William Harvey Research Institute, Charterhouse Square, Barts and the London School of Medicine and Dentistry Queen, Queen Mary University of London, EC1M 6BQ London, UK.
The Jackson Laboratory for Genomic Medicine, 10 Discovery Drive, Farmington, CT 06032, USA.
Brief Bioinform. 2022 Sep 20;23(5). doi: 10.1093/bib/bbac188.
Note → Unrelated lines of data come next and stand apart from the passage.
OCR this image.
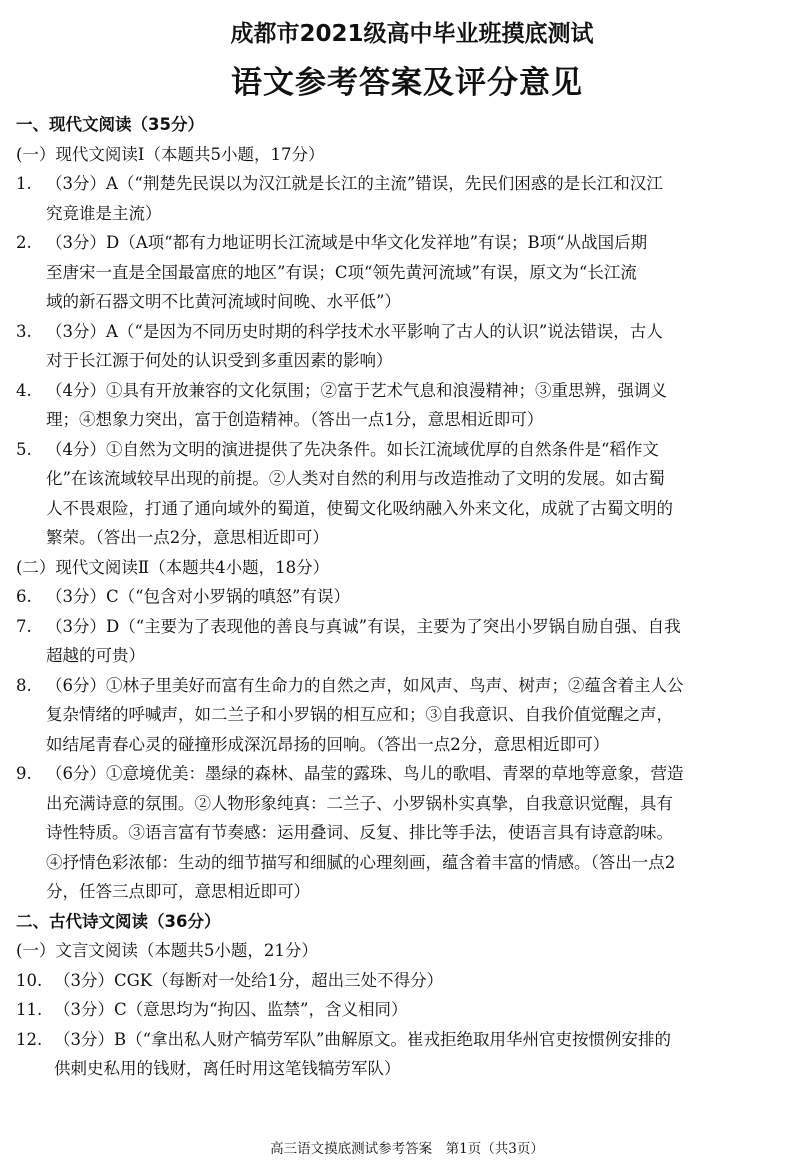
成都市2021级高中毕业班摸底测试
语文参考答案及评分意见
一、现代文阅读（35分）
(一）现代文阅读Ⅰ（本题共5小题，17分）
1. （3分）A（“荆楚先民误以为汉江就是长江的主流”错误，先民们困惑的是长江和汉江
究竟谁是主流）
2. （3分）D（A项“都有力地证明长江流域是中华文化发祥地”有误；B项“从战国后期
至唐宋一直是全国最富庶的地区”有误；C项“领先黄河流域”有误，原文为“长江流
域的新石器文明不比黄河流域时间晚、水平低”）
3. （3分）A（“是因为不同历史时期的科学技术水平影响了古人的认识”说法错误，古人
对于长江源于何处的认识受到多重因素的影响）
4. （4分）①具有开放兼容的文化氛围；②富于艺术气息和浪漫精神；③重思辨，强调义
理；④想象力突出，富于创造精神。（答出一点1分，意思相近即可）
5. （4分）①自然为文明的演进提供了先决条件。如长江流域优厚的自然条件是“稻作文
化”在该流域较早出现的前提。②人类对自然的利用与改造推动了文明的发展。如古蜀
人不畏艰险，打通了通向域外的蜀道，使蜀文化吸纳融入外来文化，成就了古蜀文明的
繁荣。（答出一点2分，意思相近即可）
(二）现代文阅读Ⅱ（本题共4小题，18分）
6. （3分）C（“包含对小罗锅的嗔怒”有误）
7. （3分）D（“主要为了表现他的善良与真诚”有误，主要为了突出小罗锅自励自强、自我
超越的可贵）
8. （6分）①林子里美好而富有生命力的自然之声，如风声、鸟声、树声；②蕴含着主人公
复杂情绪的呼喊声，如二兰子和小罗锅的相互应和；③自我意识、自我价值觉醒之声，
如结尾青春心灵的碰撞形成深沉昂扬的回响。（答出一点2分，意思相近即可）
9. （6分）①意境优美：墨绿的森林、晶莹的露珠、鸟儿的歌唱、青翠的草地等意象，营造
出充满诗意的氛围。②人物形象纯真：二兰子、小罗锅朴实真挚，自我意识觉醒，具有
诗性特质。③语言富有节奏感：运用叠词、反复、排比等手法，使语言具有诗意韵味。
④抒情色彩浓郁：生动的细节描写和细腻的心理刻画，蕴含着丰富的情感。（答出一点2
分，任答三点即可，意思相近即可）
二、古代诗文阅读（36分）
(一）文言文阅读（本题共5小题，21分）
10. （3分）CGK（每断对一处给1分，超出三处不得分）
11. （3分）C（意思均为“拘囚、监禁”，含义相同）
12. （3分）B（“拿出私人财产犒劳军队”曲解原文。崔戎拒绝取用华州官吏按惯例安排的
供刺史私用的钱财，离任时用这笔钱犒劳军队）
高三语文摸底测试参考答案　第1页（共3页）
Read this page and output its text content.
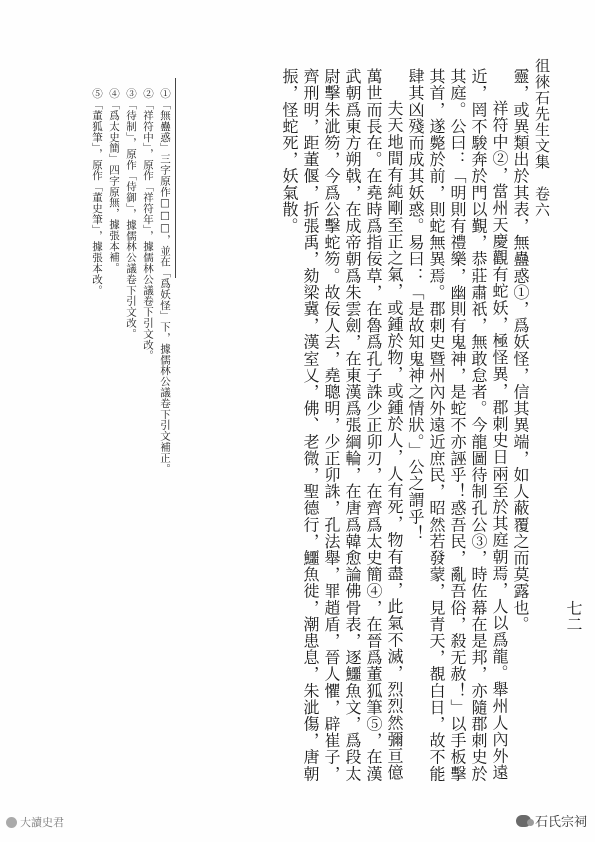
徂徠石先生文集　卷六
七二

靈，或異類出於其表，無蠱惑①，爲妖怪，信其異端，如人蔽覆之而莫露也。

祥符中②，當州天慶觀有蛇妖，極怪異，郡刺史日兩至於其庭朝焉，人以爲龍。舉州人內外遠近，罔不駿奔於門以覲，恭莊肅祇，無敢怠者。今龍圖待制孔公③，時佐幕在是邦，亦隨郡刺史於其庭。公曰：「明則有禮樂，幽則有鬼神，是蛇不亦誣乎！惑吾民，亂吾俗，殺无赦！」以手板擊其首，遂斃於前，則蛇無異焉。郡刺史暨州內外遠近庶民，昭然若發蒙，見青天，覩白日，故不能肆其凶殘而成其妖惑。易曰：「是故知鬼神之情狀。」公之謂乎！

夫天地間有純剛至正之氣，或鍾於物，或鍾於人，人有死，物有盡，此氣不滅，烈烈然彌亘億萬世而長在。在堯時爲指佞草，在魯爲孔子誅少正卯刃，在齊爲太史簡④，在晉爲董狐筆⑤，在漢武朝爲東方朔戟，在成帝朝爲朱雲劍，在東漢爲張綱輪，在唐爲韓愈論佛骨表，逐鱷魚文，爲段太尉擊朱泚笏，今爲公擊蛇笏。故佞人去，堯聰明，少正卯誅，孔法舉，罪趙盾，晉人懼，辟崔子，齊刑明，距董偃，折張禹，劾梁冀，漢室乂，佛、老微，聖德行，鱷魚徙，潮患息，朱泚傷，唐朝振，怪蛇死，妖氣散。

①「無蠱惑」三字原作□□□，並在「爲妖怪」下，據儒林公議卷下引文補正。

②「祥符中」，原作「祥符年」，據儒林公議卷下引文改。

③「待制」，原作「侍御」，據儒林公議卷下引文改。

④「爲太史簡」四字原無，據張本補。

⑤「董狐筆」，原作「董史筆」，據張本改。

大讀史君	石氏宗祠
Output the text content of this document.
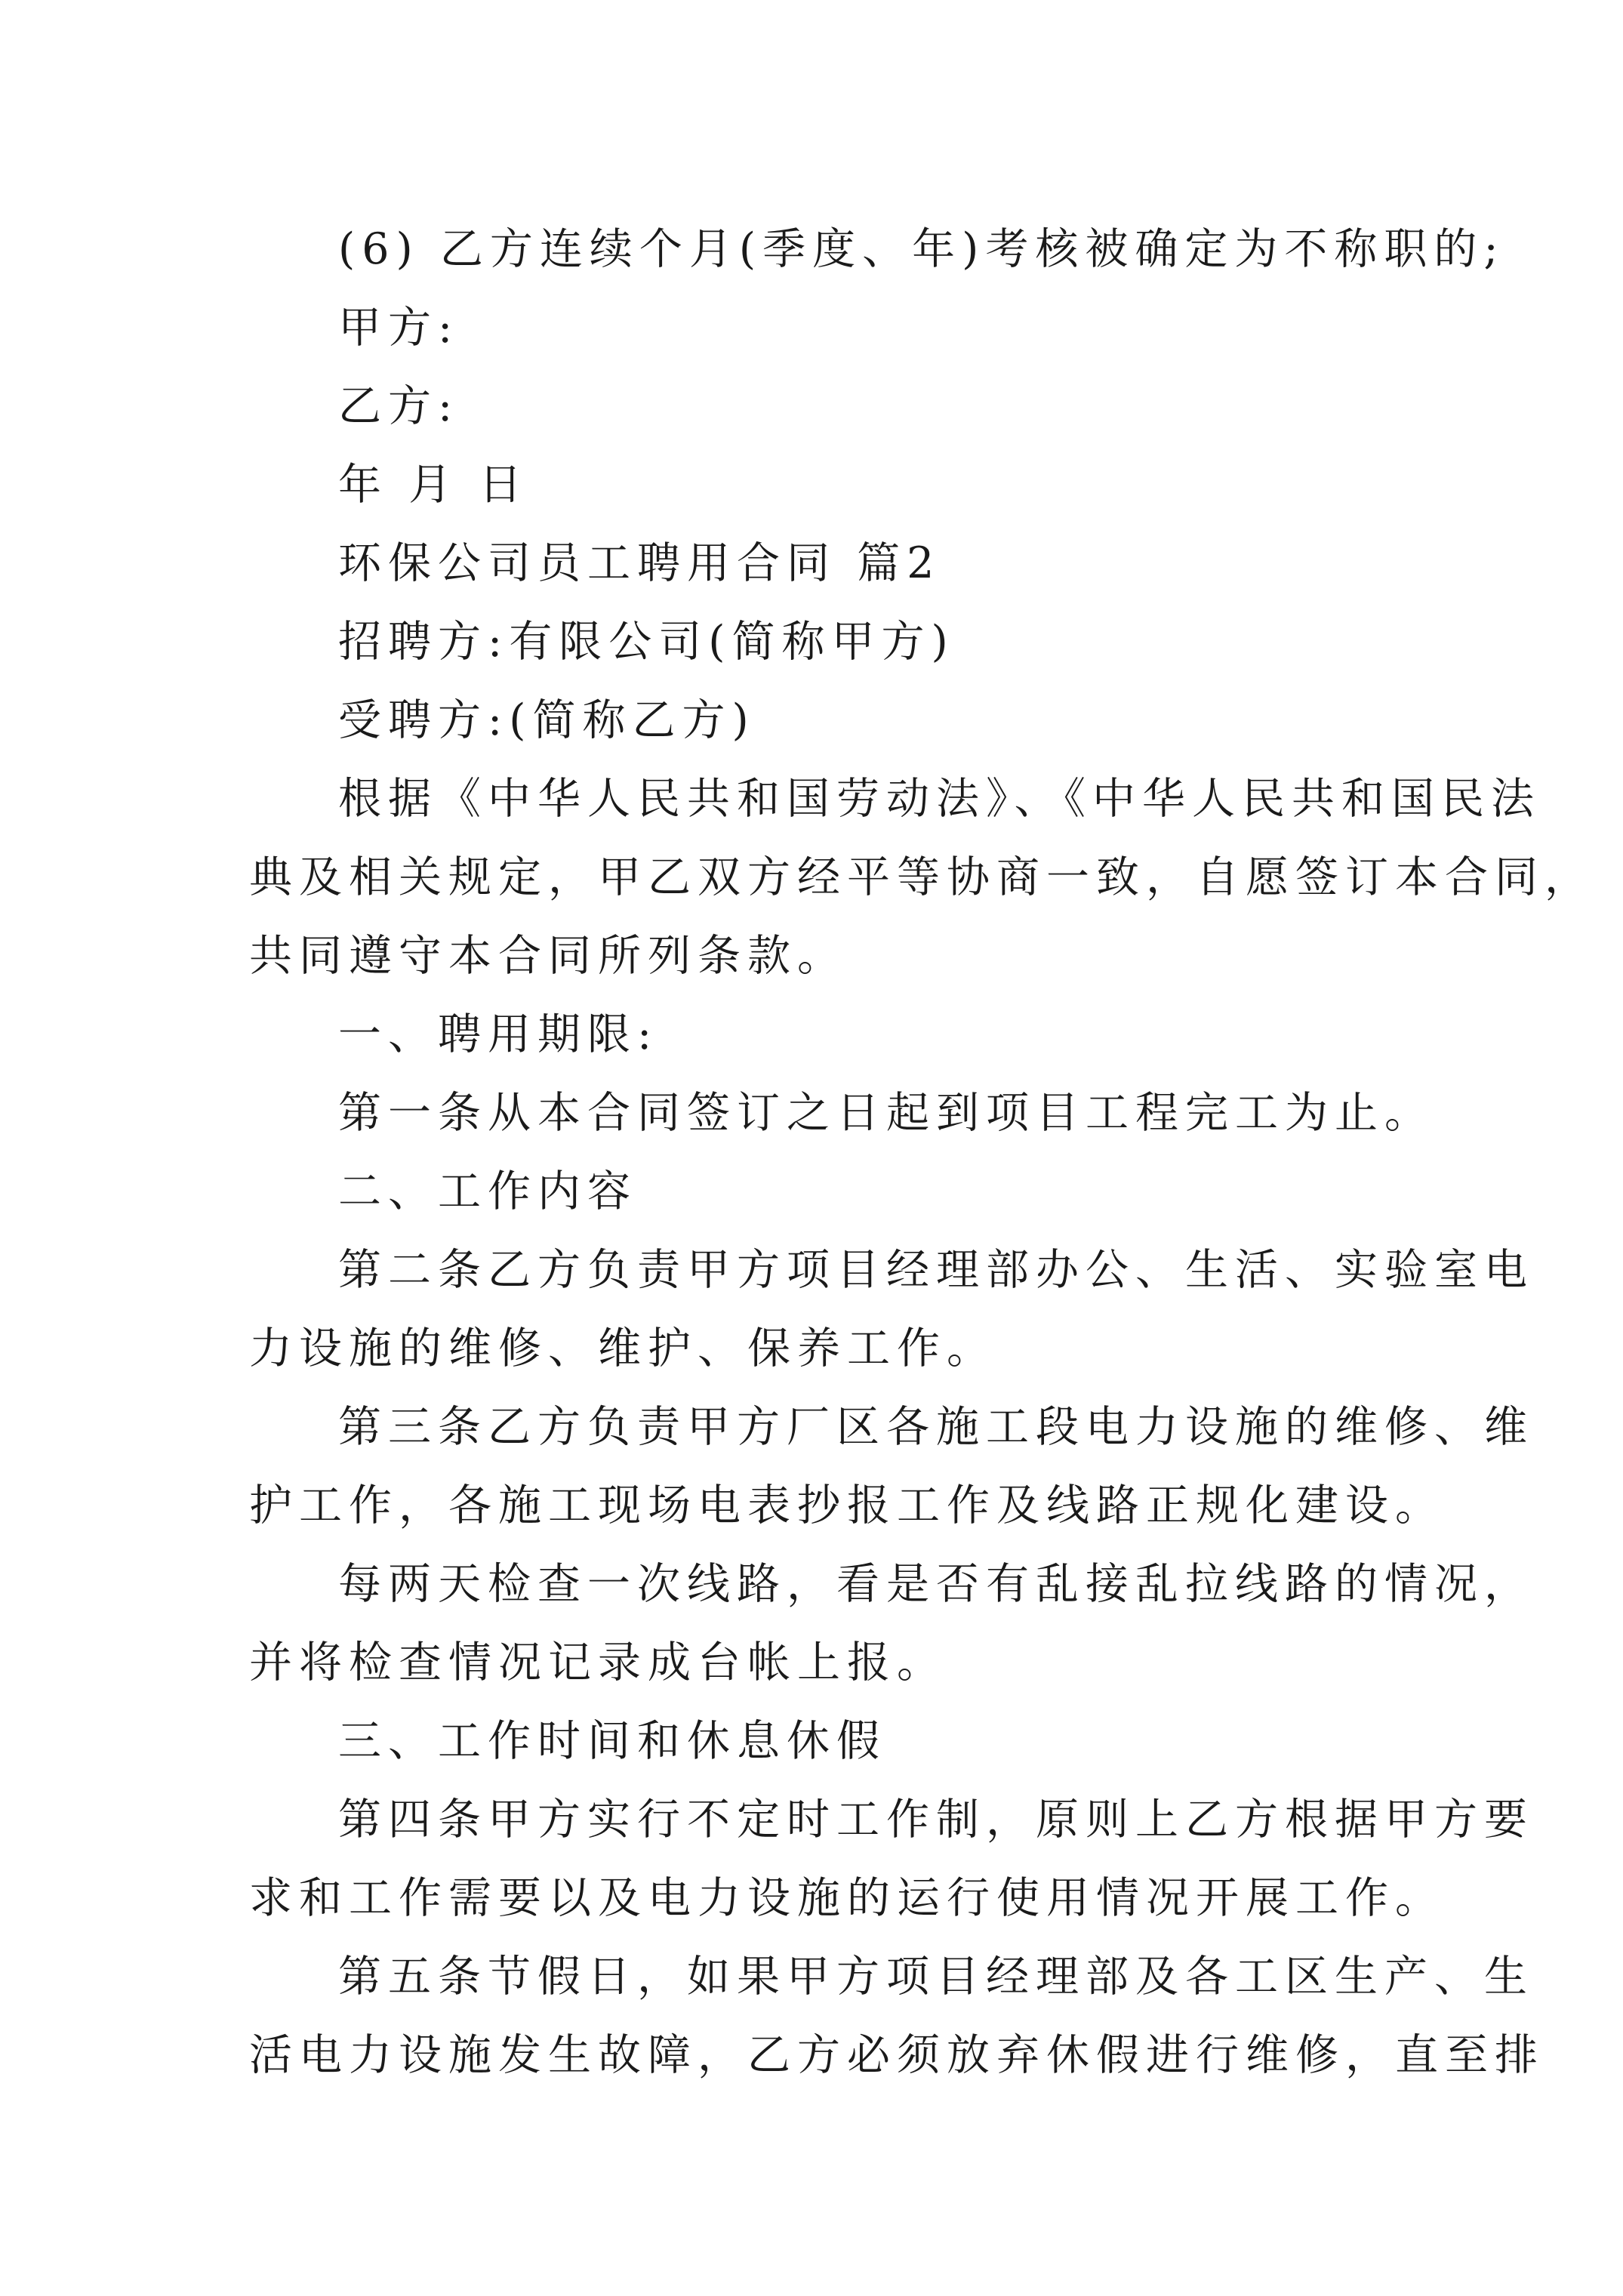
(6) 乙方连续个月(季度、年)考核被确定为不称职的;
甲方:
乙方:
年 月 日
环保公司员工聘用合同 篇2
招聘方:有限公司(简称甲方)
受聘方:(简称乙方)
根据《中华人民共和国劳动法》、《中华人民共和国民法
典及相关规定，甲乙双方经平等协商一致，自愿签订本合同，
共同遵守本合同所列条款。
一、聘用期限:
第一条从本合同签订之日起到项目工程完工为止。
二、工作内容
第二条乙方负责甲方项目经理部办公、生活、实验室电
力设施的维修、维护、保养工作。
第三条乙方负责甲方厂区各施工段电力设施的维修、维
护工作，各施工现场电表抄报工作及线路正规化建设。
每两天检查一次线路，看是否有乱接乱拉线路的情况，
并将检查情况记录成台帐上报。
三、工作时间和休息休假
第四条甲方实行不定时工作制，原则上乙方根据甲方要
求和工作需要以及电力设施的运行使用情况开展工作。
第五条节假日，如果甲方项目经理部及各工区生产、生
活电力设施发生故障，乙方必须放弃休假进行维修，直至排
Yuan et al. recently described an independent evaluation of several phenotype-driven gene prioritization methods for Mendelian disease on two separate, clinical datasets. Although they attempted to use default settings for each tool, we describe three key differences from those we currently recommend for our Exomiser and PhenIX tools. These influence how variant frequency, quality and predicted pathogenicity are used for filtering and prioritization. We propose that these differences account for much of the discrepancy in performance between that reported by them (15-26% diagnoses ranked top by Exomiser) and previously published reports by us and others (72-77%). On a set of 161 singleton samples, we show using these settings increases performance from 34% to 72% and suggest a reassessment of Exomiser and PhenIX on their datasets using these would show a similar uplift.
袁等人最近在两个独立的临床数据集上对几种基于表型的孟德尔疾病基因优先级排序方法进行了独立评估。尽管他们试图为每个工具使用默认设置,但我们描述了三个与我们目前为 Exomiser 和 PhenIX 工具推荐的设置有明显不同的关键区别。这些差异影响了如何使用变异频率、质量和预测致病性进行过滤和优先级排序。我们提出,这些差异很大程度上解释了他们报告的性能差异(Exomiser 排名前 15-26%的诊断)与我们和其他人之前发表的报告(72-77%)之间的差异。在一组 161 个单体样本中,我们使用这些设置将性能从 34%提高到 72%,并建议使用这些设置重新评估 Exomiser 和 PhenIX 在其数据集上的性能,结果也将显示类似的提升。